If so…that’s really all you need Bee. Think about your grandparents’ wedding, or your great grandparents’. Only one picture makes it to the mantle and then gets passed down right? Pictures of the decor and setting are great for albums but very, very few people ever take their dusty albums out and go thru them.
Holiday pics. Anniversary pics. Easter oics. Spring pics! Find someone good who will do a mini shoot (30 minutes or so) of you two and then get some awesome pictures. Then, since your DH is a minimalist, ask him to buy you a GREAT digital frame. One frame that will show you the whole reel of all the pictures of you 2 that you like. Bam.
Post # 9
Thanks guys 😊 Thats what I am going to try to talk him into doing. Because the wedding day was so stressful and we had this going on, in the moment I kept telling the photog. No. No. No don’t go by the family photo list we don’t need all these pics with family trying to rush it all,because of my rushing and not want I missed getting pics with my mom, my only bridesmaid (sister), my husband and our daughter, but when the moment came his family got all up in the pictures after that fit they threw and here I am freaking out and not wanting to get pics with my own family!!! That’s pretty much my biggest regret is not getting pics with them and I feel like it was all my fault. Lile the photo of me and my sister (bridesmaid) she was too shy to speak up for herself, all she wanted was a picture of the two of us 🙁 so yesterday his mom was like we were looking through the pictures and now wish we had not threw that fit now that we realized how important the pics were. I’m like seriously???? Lol. Hos family is pretty well off and pretty much paid for the wedding and mine have been battling homelessness so the pics (by a professional photographer) meant sooooo much to them but they were too intimidated to speak up for themselves, especially with my trying to rush everyone and say we don’t need them. So ultimately yes it was my fault…my husband tells me he was cooperating and not complaining while we were getting the pics but i wanted to please him so much and wanted to make him happy by cutting the pics short on the wedding day. But he was cooperating, just the argument the day before completely shook me up 🙁
Post # 10
When it comes to SOME men, they just want to get the details out of the way and get married.
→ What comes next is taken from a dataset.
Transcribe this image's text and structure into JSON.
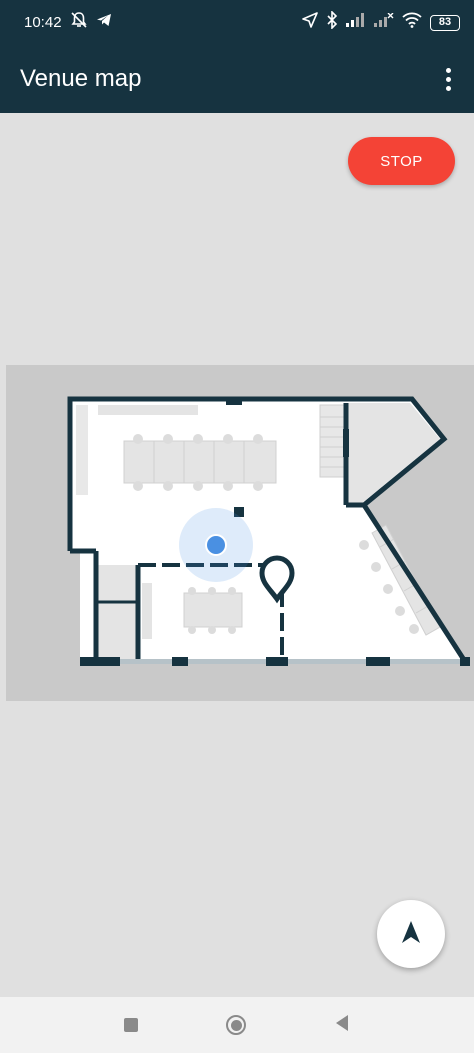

They don’t care about the color of the table cloths. They don’t care about the crystals on the table. They don’t care about al ot of different things that makes the wedding beautiful. The only thing that you can do now is take anniversary photos or redo your wedding pictures in wedding dress and suit. My fiance, for example, is a very simple man and does not really care about all of the details. He just wants to get married. When I talk about the cost of photos, he recommends letting people take pictures with their phones…lmfaooooooooo…Of course I am not listening to that bull….He has to deal with photos done by a pro and then he can complain later if he wishes. I want heirlooms.